PI: What specific LGBT issues do you talk about?
RQH: I write about coming out, gay marriage, my HIV status, dealing with a parent whose religious beliefs are not very accepting of my lifestyle and the affects of heterosexual socialization on a young gay person. I write about how I came to accept and love who I am in spite of all of those things.
PI: You’ve said that 2011 was a year of “positive changes” for you. What does that mean?
RQH: First of all, I returned to grad school to earn my PhD, a dream I’ve had for a very long time. I received a promotion at work. Now I do work that I really enjoy and love, work that positively impacts many people’s lives. I witnessed close friends and family members survive serious health scares and am so grateful to still have all of them with me. I also found myself in the place where my husband and I chose not to exchange Christmas gifts. Instead, we celebrated the gratitude we felt knowing that all of the essential things we want and need we already have. The experience of that contentment, I feel, is greater than any material gift we could ever give or receive. I had never felt that before.
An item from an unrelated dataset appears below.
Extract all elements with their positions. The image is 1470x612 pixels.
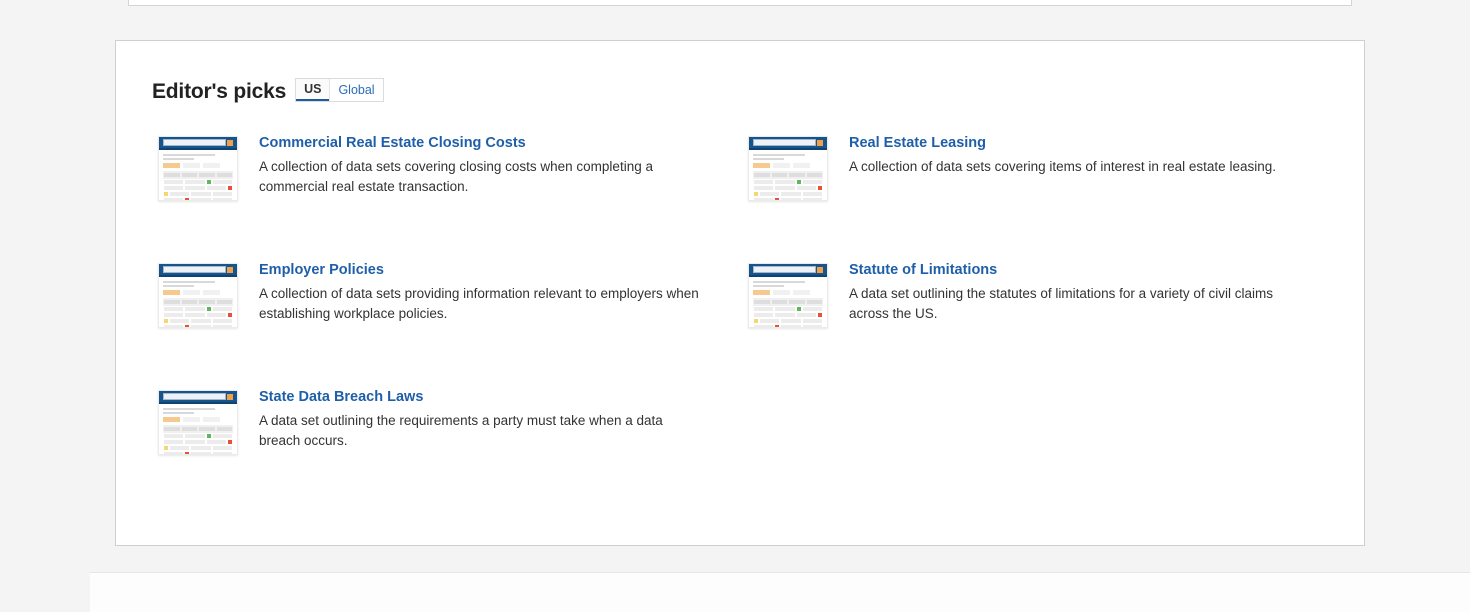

PI: Talk about the Afro Chicano Press. Do you plan to publish books by other authors?
RQH: The Black and Brown communities have aIways had their own cultural institutions. For example, I love Chicano theatre and see Chicano theatre companies as excellent examples of community based arts organizations that created venues for art expressed within its own cultural context, such as how Teatro Campesino performed plays on the back of a truck for migrant farm workers. Black institutions have served the Black community in similar ways in relation to film, music and dance, etc. I created AfroChicano Press because I want to build a cultural institution that bridges the Black and Brown communities. I would definitely consider publishing books by other authors whose work is in alignment with AfroChicano Press’ purpose and goals.
PI: You’ve just appeared at Blatino Oasis in Palm Springs, do you plan on doing more signings any time soon?
RQH: Recently I’ve been facilitating writing workshops with LGBTQ youth and will continue that this month. I’ll also be facilitating a writing workshop focused on using writing as a tool for healing that will be open to the public. That will occur during the summer.
PI: Do you plan on coming to the Midwest anytime soon?
RQH: I’d love to come to the Midwest. All I need is an invitation and I’ll be there.